Резину на одном переднем колесе все же пришлось менять на запасную — покрышка оплавилась. Возня с домкратом и тяжелыми колесами задержала нас до вечера. Впрочем, никто не побеспокоил перенервничавших скитальцев. До загородных вилл было довольно далеко, их строили подальше от удушливого воздуха города, а с транспортом их хозяева проблем никогда не имели. Самое подходящее место для одинокого перехожего калики. Я слышал от знакомого строителя, что иные жильцы оборудовали дома всем, необходимым для жизни, не полагаясь на ненадежную электро и водопроводную сеть с ее постоянными отключеньями. Попробуем такой найти.
Забираясь в кабину, я глянул в боковое зеркало. Легкая небритость уже перешла в окладистую бородку. Ну и ляд с ней. Лицо обтянулось кожей и постарело. Шея грязная, над бровью ссадина — приложился о ручку двери, запрыгивая. Но больше всего мне не понравились глаза — воспаленные и неприятно сквозящие чем-то, похожие на лужицы ртути. Я моргнул, но металлический блеск не исчез. Как еще меня изменяет происходящее? Кем я проснусь завтра и чему еще научусь? Пить кровь и заедать аурой младенцев? Покорно благодарю. Я провел пальцем по своему отражению. Между ногтем и стеклом проскочила голубая вспышка, и зеркало треснуло надвое прямо в рамке.
Путь через сумрачный город был нелегок, и я не люблю его вспоминать. Шоссе, ведущее за городскую черту.

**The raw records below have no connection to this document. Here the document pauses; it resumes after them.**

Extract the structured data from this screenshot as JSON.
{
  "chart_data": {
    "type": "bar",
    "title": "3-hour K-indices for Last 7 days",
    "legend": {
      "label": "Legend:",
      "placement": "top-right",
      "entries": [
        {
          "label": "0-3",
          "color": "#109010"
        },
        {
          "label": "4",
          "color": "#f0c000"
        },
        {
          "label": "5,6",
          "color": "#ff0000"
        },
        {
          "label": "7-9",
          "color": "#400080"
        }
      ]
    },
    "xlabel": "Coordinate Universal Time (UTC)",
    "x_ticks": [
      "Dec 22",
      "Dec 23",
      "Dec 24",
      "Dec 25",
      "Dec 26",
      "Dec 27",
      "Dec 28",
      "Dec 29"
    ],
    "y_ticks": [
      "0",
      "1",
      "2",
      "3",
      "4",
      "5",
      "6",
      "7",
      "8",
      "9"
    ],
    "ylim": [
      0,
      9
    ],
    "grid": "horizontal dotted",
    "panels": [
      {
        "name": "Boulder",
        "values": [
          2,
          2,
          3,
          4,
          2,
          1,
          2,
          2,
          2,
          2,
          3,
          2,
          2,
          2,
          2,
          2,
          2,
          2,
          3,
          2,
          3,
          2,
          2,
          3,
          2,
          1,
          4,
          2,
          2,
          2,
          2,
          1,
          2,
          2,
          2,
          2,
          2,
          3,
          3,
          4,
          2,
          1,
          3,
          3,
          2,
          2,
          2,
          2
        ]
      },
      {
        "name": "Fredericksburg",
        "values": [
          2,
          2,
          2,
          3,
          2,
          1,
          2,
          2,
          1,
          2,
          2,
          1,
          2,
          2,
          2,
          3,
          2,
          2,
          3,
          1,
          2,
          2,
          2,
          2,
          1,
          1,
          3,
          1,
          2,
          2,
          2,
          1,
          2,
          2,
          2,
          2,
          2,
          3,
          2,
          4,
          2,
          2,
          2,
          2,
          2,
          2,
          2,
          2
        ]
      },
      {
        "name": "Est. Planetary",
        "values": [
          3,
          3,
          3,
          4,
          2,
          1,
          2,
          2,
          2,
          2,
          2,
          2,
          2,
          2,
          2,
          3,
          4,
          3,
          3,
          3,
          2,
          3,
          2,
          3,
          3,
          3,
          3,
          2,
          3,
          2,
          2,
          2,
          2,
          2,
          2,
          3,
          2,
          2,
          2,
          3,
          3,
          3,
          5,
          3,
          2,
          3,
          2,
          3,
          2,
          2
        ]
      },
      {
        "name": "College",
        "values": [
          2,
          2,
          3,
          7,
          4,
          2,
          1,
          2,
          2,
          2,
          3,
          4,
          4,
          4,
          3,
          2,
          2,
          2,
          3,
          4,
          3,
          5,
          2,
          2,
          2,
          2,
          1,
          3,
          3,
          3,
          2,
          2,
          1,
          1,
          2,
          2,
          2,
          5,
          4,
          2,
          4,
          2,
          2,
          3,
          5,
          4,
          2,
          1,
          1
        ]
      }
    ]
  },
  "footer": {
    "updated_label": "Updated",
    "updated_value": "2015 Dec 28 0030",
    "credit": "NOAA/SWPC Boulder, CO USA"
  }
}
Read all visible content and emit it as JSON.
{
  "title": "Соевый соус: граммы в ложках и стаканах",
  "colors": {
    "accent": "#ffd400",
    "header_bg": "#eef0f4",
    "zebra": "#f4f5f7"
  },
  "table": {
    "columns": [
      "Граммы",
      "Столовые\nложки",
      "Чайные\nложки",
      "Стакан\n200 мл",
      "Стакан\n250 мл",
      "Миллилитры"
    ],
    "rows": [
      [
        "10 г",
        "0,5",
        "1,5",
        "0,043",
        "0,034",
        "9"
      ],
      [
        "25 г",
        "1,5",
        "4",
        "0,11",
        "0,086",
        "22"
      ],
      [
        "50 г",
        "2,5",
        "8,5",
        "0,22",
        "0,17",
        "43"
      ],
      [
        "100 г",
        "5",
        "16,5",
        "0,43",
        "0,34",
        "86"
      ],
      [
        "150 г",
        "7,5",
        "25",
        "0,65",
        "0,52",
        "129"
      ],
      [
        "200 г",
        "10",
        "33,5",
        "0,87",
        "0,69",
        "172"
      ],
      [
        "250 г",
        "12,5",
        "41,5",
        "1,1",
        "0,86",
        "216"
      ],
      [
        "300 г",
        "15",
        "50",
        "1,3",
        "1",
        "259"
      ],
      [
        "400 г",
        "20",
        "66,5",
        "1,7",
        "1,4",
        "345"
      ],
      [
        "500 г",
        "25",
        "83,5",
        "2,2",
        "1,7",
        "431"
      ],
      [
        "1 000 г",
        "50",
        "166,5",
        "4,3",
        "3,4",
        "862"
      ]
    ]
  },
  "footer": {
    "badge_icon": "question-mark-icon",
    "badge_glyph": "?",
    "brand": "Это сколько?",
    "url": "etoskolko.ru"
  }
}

Хмурые невысокие холмы, поросшие одною травой, по обе стороны асфальта. Темнеющее небо и редкие придорожные копны. Теперь уже никому не нужные. Табличка «конец населенного пункта» пролетела мимо под рык мотора. Пара придорожных памятников с облетевшими жестяными венками. Я устроил корпуленцию поудобнее, погладил спящего рядом кота (на мне нет халата, так что резать его полу не придется) и включил магнитофон под приборной доской. Потом фары.
Лучи фар вырывали из полутьмы придорожные столбики, бело-черные и полосатые, как хвост енота. Серая гладкая полоса бежала под бампер и извне несущийся на высоких колесах, темный грузовик с огненными «глазами» представлял, должно быть, внушительное зрелище.
Дальний свет выхватил на середине дороги силуэт идущего человека. Вспоминая этот момент, я не понимал потом одного факта — что нисколько не был удивлен этим. Казалось, все прошедшее ушло в тень, в окружающую тьму и нет ничего удивительного в том, чтобы встретить человека в
Он обернулся, но не сошел с дороги. Я невольно должен был нажать на тормоз, чтобы не смять высокую фигуру. Память заставила меня приглядеться к нему, еще не веря и узнавая. Я не помню, как толкнул дверцу и выскочил на асфальт. Я узнал его.
Володя…
Владик…
В той же рубашке в красно-черную клетку, которую он любил носить летом. В серых обтрепанных брючках и коричневых кожаных сандалиях. Так он был одет в последний день, когда я его видел.
— День добрый! — он всегда так здоровался. Те же синие глаза и светлые, выгоревшие волосы до плеч. Тот же прищур и улыбка — немного виноватая и мучительно знакомая.
— Я многое обдумал, и понимаю, что был не прав тогда. Мы глупо поступили, так насмерть разругавшись. Конечно, она того не стоила. Я поздно это понял, ослеп словно. Прости. Пожалуйста, прости.